A Fiesp e sua crise escravocrata

Para entender a crise brasileira é preciso apenas observar os fatos e extrair deles as conclusões necessárias.

Um elemento chave da crise é o apoio aberto da Fiesp ao golpe de estado. Como em 1964, a maior organização de empresários pretende fazer o Brasil mergulhar no abismo da ausência de democracia política aliado ao capitalismo predatório com máxima rentabilidade empresarial mediante a revogação de direitos trabalhistas. O fato do capital ter retirado expressamente seu apoio à democracia política é importante e merece algumas considerações.

A primeira pergunta que a conduta da Fiesp sugere é a seguinte: o PT frustrou as expectativas dos empresários? Houve um declínio acentuado na margem de lucro das empresas durante os governos petistas?

O crescimento acelerado do país durante quase uma década foi interrompido nos últimos anos. Mas isto não se deve necessariamente ao governo do PT. A economia brasileira é internacionalizada e está sofrendo os efeitos das crises norte-americana, europeia e chinesa. A recuperação do poder de compra do salário mínimo nos últimos anos não chega a ser um problema para os empresários brasileiros, pois nas áreas mais industrializadas do país (como em São Paulo onde a Fiesp tem sede) a maioria deles paga mais do que mínimo.

O declínio da rentabilidade das empresas brasileiras sob os governos Lula e Dilma é uma ilusão propagandeada pelos jornalistas. Não é segredo que imprensa brasileira embarcou no projeto de redução de direitos trabalhistas desde que o então candidato Aécio Neves proclamou que o Brasil deveria voltar a dar lucro.

Um aspecto importante é raramente lembrado pelos jornalistas. Os empresários brasileiros reclamam de impostos que sonegam, de direitos trabalhistas que não cumprem e da corrupção que eles mesmos fomentam para obter favores de agentes públicos. Talvez o PT tenha frustrado as expectativas dos empresários na medida em que começou a cobrar impostos sonegados e a facilitar a ação da PF e do MPF contra corruptos e corruptores.
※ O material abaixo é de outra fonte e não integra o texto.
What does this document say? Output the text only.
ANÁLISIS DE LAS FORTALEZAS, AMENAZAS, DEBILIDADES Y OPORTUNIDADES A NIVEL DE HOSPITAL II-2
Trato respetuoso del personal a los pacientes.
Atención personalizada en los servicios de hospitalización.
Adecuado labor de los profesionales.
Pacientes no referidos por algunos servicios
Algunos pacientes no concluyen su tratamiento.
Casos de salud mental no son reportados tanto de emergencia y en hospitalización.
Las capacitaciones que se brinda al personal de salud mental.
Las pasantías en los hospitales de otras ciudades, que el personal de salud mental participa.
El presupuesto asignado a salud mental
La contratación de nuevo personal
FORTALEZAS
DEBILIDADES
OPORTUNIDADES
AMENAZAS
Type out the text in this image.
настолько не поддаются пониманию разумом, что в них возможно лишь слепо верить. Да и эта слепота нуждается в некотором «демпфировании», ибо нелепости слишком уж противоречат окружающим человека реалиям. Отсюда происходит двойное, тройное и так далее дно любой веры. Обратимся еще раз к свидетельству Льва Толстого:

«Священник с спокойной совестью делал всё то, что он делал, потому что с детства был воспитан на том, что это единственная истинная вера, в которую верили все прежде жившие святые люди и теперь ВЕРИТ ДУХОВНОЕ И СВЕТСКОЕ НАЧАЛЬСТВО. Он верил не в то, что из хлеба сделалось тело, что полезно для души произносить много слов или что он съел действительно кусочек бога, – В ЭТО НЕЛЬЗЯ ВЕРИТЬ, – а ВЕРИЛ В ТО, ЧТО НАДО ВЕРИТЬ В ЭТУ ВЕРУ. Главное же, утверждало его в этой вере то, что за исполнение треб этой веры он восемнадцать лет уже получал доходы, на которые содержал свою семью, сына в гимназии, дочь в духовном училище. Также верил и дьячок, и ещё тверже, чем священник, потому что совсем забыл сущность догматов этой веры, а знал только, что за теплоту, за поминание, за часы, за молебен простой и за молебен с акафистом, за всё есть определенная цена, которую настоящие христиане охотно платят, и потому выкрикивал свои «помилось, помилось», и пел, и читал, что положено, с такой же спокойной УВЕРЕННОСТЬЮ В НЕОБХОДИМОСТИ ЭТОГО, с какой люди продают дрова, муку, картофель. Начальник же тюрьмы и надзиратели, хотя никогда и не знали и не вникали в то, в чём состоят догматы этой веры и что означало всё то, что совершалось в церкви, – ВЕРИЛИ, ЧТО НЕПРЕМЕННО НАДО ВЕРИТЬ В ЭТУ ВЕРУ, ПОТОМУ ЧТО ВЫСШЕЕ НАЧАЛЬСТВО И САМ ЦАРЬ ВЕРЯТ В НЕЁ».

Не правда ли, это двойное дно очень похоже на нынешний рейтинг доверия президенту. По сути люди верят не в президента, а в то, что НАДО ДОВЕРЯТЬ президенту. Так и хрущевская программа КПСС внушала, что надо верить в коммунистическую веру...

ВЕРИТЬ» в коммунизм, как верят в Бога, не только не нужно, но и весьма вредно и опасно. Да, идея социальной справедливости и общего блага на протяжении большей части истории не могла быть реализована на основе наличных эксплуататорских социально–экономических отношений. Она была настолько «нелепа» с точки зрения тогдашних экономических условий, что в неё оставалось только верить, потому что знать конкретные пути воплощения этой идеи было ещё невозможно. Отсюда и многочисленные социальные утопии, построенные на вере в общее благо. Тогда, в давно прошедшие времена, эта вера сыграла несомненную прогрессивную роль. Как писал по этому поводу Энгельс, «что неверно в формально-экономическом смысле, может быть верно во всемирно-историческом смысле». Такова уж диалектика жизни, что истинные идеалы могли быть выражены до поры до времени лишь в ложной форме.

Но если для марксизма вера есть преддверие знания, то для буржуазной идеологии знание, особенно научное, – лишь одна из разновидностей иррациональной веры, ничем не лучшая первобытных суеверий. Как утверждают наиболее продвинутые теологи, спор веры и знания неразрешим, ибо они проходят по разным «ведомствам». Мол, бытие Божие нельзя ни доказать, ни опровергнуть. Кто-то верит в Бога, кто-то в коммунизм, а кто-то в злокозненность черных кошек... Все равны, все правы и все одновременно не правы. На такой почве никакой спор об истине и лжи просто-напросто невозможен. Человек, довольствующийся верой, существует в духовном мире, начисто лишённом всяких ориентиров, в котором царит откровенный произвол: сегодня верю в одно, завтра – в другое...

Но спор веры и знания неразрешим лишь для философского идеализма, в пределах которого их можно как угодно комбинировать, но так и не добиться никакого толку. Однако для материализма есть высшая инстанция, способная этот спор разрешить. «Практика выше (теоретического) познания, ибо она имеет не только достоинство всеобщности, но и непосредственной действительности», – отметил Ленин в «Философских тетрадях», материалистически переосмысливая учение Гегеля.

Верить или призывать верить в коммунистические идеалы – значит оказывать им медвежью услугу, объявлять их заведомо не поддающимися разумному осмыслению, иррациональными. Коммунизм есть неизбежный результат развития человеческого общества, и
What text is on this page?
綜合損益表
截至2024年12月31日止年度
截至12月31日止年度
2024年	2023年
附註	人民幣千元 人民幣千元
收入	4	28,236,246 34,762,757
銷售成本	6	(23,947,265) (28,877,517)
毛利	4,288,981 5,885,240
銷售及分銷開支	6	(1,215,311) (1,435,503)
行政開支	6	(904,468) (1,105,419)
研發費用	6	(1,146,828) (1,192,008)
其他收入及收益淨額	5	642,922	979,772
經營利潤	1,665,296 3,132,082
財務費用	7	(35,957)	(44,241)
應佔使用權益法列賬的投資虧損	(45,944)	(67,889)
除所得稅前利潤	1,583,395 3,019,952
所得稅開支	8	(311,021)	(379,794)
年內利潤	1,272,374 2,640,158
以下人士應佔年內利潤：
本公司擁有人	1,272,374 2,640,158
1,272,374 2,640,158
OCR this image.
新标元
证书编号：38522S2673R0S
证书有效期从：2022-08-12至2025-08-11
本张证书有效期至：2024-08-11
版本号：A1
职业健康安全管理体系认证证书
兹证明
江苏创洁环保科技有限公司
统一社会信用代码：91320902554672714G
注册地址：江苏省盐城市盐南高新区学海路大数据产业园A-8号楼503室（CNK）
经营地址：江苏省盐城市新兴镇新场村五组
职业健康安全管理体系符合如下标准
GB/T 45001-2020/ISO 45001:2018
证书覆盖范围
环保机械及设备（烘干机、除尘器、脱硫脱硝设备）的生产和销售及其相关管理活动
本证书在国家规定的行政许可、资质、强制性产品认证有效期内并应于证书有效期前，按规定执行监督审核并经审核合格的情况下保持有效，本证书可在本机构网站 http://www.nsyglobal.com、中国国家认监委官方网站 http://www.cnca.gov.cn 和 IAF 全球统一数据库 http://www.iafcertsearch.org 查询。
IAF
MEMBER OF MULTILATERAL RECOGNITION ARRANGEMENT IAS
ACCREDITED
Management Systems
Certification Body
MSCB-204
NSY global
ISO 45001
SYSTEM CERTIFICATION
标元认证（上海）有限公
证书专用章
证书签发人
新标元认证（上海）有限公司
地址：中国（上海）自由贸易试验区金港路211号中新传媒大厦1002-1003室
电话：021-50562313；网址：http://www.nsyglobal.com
Mas não se pode dizer que o PT frustrou as expectativas dos empresários mantendo a vigência da CLT. De fato, os líderes petistas nunca se disseram favoráveis à flexibilização dos direitos trabalhistas.

A carga tributária brasileira, insuportável segundo os empresários da Fiesp, é menor que a de vários países europeus. Nenhum empresário paulista conseguiria operar com uma margem de lucro tão generosa em países como a Alemanha, França e Itália, por exemplo.

São Paulo é um estado que resiste às políticas de cotas nas suas universidades. Naquelas em que os negros conseguem entrar em razão do Fies, Prouni e do Enem, eles são constantemente hostilizados mediante pichações do tipo: negros, voltem para as senzalas; universidade não é lugar de preto escravo. O racismo, portanto, pode ser outra chave importante para entender o desejo dos empresários paulistas de destruir a democracia que possibilitou a ascensão de negros e pardos às universidades públicas e privadas onde seus filhos brancos estudam.

Porque a Fiesp retirou a legitimidade da democracia brasileira? Esta é uma pergunta difícil de responder. Talvez os empresários paulistas queiram viver no melhor dos mundos. Um em que não paguem impostos, possam tratar seus empregados como escravos e corromper impunemente servidores públicos. Este mundo já existiu, mas pereceu quando a escravidão foi abolida e a República foi proclamada.

Não, nós não estamos numa crise de legitimidade da democracia capitalista inclusiva. Afinal, setores empresariais importantes, a esmagadora maioria dos intelectuais e artistas e uma ampla maioria da população não quer rasgar a CF/88. A crise brasileira, ou melhor, a crise paulista, é mais profunda. Ela é uma crise de escravocratas recalcados e por isto mesmo deve ser e será derrotada de uma maneira ou de outra. O ressurgimento do passado é uma impossibilidade histórica. A tragédia sempre se repete como farsa, como disse Marx.

O renascimento da histeria senhorial, exemplificada pela cartinha enviada ao jornal Guardian pelo dono da Globo reclamando do jornal inglês chamar o golpe de golpe, não conseguirá se impor como fato político consumado. A resistência interna e externa ao retorno do passado autoritário e escravocrata é irresistível. Restará aos golpistas derrotados apenas duas saídas: a da ilusão pelo consumo de cocaína ou o tratamento da depressão com remédios controlados.